Seminar in Empirical Microeconomics - Opting Out of Centralized Collective Bargaining: Evidence from Italy
Time
Thursday, 24. October 2024
12:00 - 13:15
Location
G308
Organizer
Chair of Economic Policy
Speaker:
Chiara Lacava (Goethe University Frankfurt)
Opting Out of Centralized Collective Bargaining: Evidence from Italy
(joint with Christian Dustmann, Chiara Giannetto, Lorenzo Incoronato, Vincenzo Pezone, Raffaele Saggio and Benjamin Schoefer)

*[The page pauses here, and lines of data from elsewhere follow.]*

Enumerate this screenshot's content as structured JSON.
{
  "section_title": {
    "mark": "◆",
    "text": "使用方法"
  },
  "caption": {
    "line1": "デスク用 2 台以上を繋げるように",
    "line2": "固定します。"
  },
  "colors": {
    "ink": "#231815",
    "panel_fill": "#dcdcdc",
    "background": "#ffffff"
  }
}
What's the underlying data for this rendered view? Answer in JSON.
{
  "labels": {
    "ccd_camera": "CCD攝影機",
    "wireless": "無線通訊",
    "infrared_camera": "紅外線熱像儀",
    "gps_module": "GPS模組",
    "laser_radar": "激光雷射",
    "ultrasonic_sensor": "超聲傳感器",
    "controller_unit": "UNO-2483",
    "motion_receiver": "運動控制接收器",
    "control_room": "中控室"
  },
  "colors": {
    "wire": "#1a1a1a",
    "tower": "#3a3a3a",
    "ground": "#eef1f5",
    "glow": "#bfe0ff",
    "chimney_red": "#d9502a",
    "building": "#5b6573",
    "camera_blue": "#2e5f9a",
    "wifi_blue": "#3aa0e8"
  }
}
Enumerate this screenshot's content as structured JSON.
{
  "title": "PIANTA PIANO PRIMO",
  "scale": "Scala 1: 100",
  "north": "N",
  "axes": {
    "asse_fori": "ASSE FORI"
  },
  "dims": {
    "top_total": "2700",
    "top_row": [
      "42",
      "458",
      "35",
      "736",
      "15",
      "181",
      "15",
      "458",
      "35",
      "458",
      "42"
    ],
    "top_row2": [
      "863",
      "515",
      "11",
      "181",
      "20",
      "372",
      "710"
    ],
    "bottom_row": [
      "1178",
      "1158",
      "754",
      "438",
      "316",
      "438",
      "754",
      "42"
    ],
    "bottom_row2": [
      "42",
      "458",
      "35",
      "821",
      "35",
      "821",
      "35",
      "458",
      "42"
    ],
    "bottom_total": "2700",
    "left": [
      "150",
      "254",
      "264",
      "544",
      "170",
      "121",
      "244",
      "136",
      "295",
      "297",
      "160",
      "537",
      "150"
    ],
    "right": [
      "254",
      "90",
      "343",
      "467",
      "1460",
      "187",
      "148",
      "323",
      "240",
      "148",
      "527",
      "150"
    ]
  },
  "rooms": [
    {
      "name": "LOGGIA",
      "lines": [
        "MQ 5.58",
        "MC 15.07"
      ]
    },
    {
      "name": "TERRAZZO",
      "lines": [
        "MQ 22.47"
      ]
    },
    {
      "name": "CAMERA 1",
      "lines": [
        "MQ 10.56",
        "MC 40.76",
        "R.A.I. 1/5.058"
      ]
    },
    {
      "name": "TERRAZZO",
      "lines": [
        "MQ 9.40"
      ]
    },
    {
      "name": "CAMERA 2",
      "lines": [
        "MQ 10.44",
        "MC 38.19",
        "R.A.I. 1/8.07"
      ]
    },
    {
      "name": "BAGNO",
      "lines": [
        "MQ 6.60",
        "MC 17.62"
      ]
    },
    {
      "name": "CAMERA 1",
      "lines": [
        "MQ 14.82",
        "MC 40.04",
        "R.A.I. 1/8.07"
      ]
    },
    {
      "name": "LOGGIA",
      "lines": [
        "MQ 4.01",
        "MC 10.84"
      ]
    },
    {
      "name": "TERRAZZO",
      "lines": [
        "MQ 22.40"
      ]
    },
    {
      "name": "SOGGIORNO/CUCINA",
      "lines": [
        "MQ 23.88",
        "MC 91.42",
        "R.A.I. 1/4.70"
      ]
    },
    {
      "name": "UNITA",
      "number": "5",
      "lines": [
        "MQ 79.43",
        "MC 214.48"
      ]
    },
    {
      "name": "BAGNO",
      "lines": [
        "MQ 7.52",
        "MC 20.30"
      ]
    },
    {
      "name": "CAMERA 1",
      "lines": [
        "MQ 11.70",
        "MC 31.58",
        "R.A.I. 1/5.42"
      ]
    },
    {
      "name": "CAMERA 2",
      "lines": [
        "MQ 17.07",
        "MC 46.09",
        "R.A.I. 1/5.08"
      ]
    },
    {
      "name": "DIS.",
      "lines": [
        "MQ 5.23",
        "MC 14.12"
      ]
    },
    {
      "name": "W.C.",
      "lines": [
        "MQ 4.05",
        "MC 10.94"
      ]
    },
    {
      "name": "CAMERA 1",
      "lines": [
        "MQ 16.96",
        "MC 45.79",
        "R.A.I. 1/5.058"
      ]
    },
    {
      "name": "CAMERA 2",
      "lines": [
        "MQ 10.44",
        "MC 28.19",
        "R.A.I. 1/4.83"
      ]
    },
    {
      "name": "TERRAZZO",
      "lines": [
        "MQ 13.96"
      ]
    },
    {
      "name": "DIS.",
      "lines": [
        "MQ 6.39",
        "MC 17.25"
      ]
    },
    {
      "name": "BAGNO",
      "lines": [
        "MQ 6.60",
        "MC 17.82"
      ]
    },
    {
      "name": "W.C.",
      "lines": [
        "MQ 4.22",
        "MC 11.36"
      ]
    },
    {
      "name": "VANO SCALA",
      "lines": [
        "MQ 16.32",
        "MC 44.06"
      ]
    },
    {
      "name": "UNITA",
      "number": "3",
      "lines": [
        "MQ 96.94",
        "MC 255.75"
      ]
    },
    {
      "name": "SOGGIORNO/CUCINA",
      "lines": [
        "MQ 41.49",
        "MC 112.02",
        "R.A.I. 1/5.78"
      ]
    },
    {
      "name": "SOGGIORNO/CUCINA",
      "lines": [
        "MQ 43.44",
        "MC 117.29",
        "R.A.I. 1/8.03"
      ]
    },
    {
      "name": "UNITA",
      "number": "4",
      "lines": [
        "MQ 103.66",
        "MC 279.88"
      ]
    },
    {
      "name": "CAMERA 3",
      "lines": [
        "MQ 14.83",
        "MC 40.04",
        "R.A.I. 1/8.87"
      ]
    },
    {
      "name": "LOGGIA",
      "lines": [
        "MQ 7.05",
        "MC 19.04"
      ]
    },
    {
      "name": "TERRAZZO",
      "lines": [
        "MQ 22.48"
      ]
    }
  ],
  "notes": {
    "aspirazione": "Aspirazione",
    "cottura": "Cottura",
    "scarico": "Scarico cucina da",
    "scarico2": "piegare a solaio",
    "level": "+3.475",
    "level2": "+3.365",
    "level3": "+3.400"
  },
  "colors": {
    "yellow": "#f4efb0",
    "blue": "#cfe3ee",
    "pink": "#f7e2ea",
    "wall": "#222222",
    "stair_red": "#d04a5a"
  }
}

Abstract: We estimate the effects of employers’ opting out of heavily centralized collective bargaining agreements. Our analysis studies two emerging cracks in the rigid system in Italy, where all employers are mandated to pay occupation-specific wage floors specified in national agreements. First, we study the coordinated opt-out by large retailers from their employer association in 2011. Second, we examine the emerging loophole of individual employers evading into lower-wage “pirate agreements.” Merging contract data to matched employer-employee data, we implement a harmonized matched event-study design for both events. Our results show that workers whose employer opts out experience wage losses—and a higher employment probability. On average, our evidence is consistent with the competitiveness hypothesis of opting out, and with the presence of rationed labor supply in Italy, whereby wage cuts raise employment, at least at the level of the individual employer that opts out.